Una noche, cuando todo el mundo dormía y todavía llovía, se oyó un ruido misterioso, entre ridículo y bestial: eran los camellos de carga que se habían desbandado y corrían alocados destruyendo todo lo que pillaban al pasar.
Billy la mula, calado hasta las orejas y como no podía dormir, llegó hasta la batería de artillería en las afueras del campo y se metió debajo de unos cañones donde un soldado había montado una tienda improvisada con el impermeable del que se había despojado.
Al poco rato, tras la mula, llegó uno de aquellos camellos atolondrados y les contó que había soñado con que le habían atacado unos seres extraños y, pese a tener él el cuello tan largo, perdió la cabeza y se lanzó a correr en medio de la oscuridad.
Billy, que no creyó una palabra de todo aquello, como bienvenida le soltó al camello una doble coz en las costillas que sonó como el redoble de un tambor y a continuación le rogó que se sentara y parara de chillar “Fuego” y “Al ladrón”. “Yo entiendo que después de tantos días aquí metido uno pueda echar un galope al azar, pero hoy, colega, os habéis pasado”, añadió como colofón.
Un poco después se acercó también al improvisado refugio una pareja de los bueyes que transportaban los cañones hasta la línea de fuego, quienes sin más miramientos se plantaron allí en medio y dijeron: “Es preferible estar metidos en el barro a que no te dejen dormir a tu cuidado”.
Entre tanto, un elefante que estaba a un poste atado dijo con sumo cuidado: “Dicen que soy un anacronismo, pero puedo ver en mi cabeza lo que pasa cuando una bomba estalla.
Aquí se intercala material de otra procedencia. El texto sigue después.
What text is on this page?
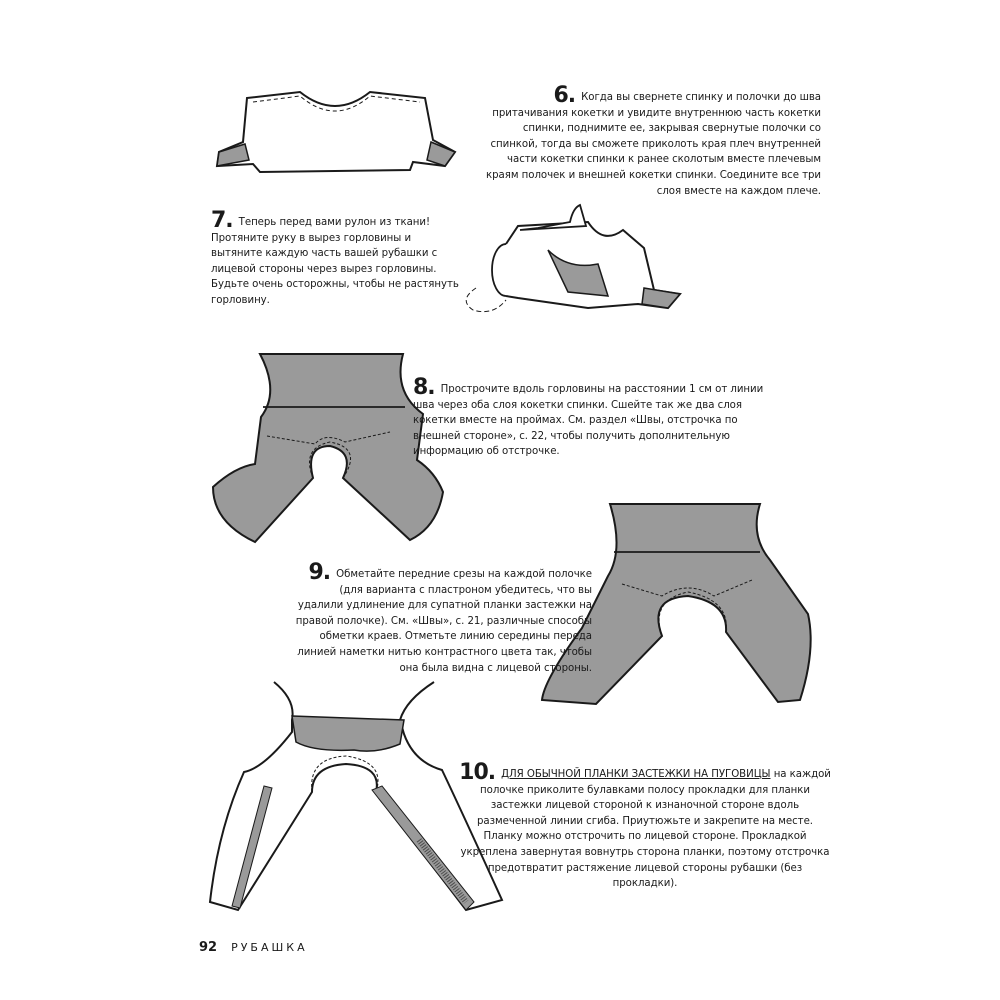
6. Когда вы свернете спинку и полочки до шва притачивания кокетки и увидите внутреннюю часть кокетки спинки, поднимите ее, закрывая свернутые полочки со спинкой, тогда вы сможете приколоть края плеч внутренней части кокетки спинки к ранее сколотым вместе плечевым краям полочек и внешней кокетки спинки. Соедините все три слоя вместе на каждом плече.
7. Теперь перед вами рулон из ткани! Протяните руку в вырез горловины и вытяните каждую часть вашей рубашки с лицевой стороны через вырез горловины. Будьте очень осторожны, чтобы не растянуть горловину.
8. Прострочите вдоль горловины на расстоянии 1 см от линии шва через оба слоя кокетки спинки. Сшейте так же два слоя кокетки вместе на проймах. См. раздел «Швы, отстрочка по внешней стороне», с. 22, чтобы получить дополнительную информацию об отстрочке.
9. Обметайте передние срезы на каждой полочке (для варианта с пластроном убедитесь, что вы удалили удлинение для супатной планки застежки на правой полочке). См. «Швы», с. 21, различные способы обметки краев. Отметьте линию середины переда линией наметки нитью контрастного цвета так, чтобы она была видна с лицевой стороны.
10. ДЛЯ ОБЫЧНОЙ ПЛАНКИ ЗАСТЕЖКИ НА ПУГОВИЦЫ на каждой полочке приколите булавками полосу прокладки для планки застежки лицевой стороной к изнаночной стороне вдоль размеченной линии сгиба. Приутюжьте и закрепите на месте. Планку можно отстрочить по лицевой стороне. Прокладкой укреплена завернутая вовнутрь сторона планки, поэтому отстрочка предотвратит растяжение лицевой стороны рубашки (без прокладки).
92 РУБАШКА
Sé Io suficiente para estar a disgusto y no lo bastante para continuar adelante.”
A ello los bueyes dijeron: “Nosotros simplemente vemos con los ojos lo que tenemos delante.” Y el elefante replicó: “No tenéis ni idea de lo que es la sangre”. “Yo de la sangre prefiero no hablar”, dijo Billy por su parte. “Esa es la clave - precisó el elefante - en la mitad del relato es donde está la verdad.”
Poco después amaneció y aunque todavía llovía como si estuvieran tirando el agua con calderos, el desfile comenzó. No obstante, al rato arreciaron aún más los chubascos y apenas se veía a tres en un burro en la lejanía. Las tropas formaron una media luna y después una línea entera de 1 kilometro de largo, que avanzó de frente tan potentemente que hacía el suelo temblar como un barco en mitad de una tormenta en alta mar.
Ante aquello, por un instante, el Emir que estaba en la tribuna sentado y que ya los tenía enfrente, pareció que iba a retroceder y abrirse paso cuchillo en mano, hasta que al final, más quietos que los clavos, los ejércitos se pararon, sonó la música de 30 bandas y se acabó el espectáculo.
Entonces, los asistentes, todavía aturdidos, se preguntaban cómo se había logrado aquel fabuloso efecto. “Ojalá pudiéramos desfilar así en Afganistán, pero somos difíciles de mandar en medio de donde estamos”, reflexionó un veterano jefe afgano.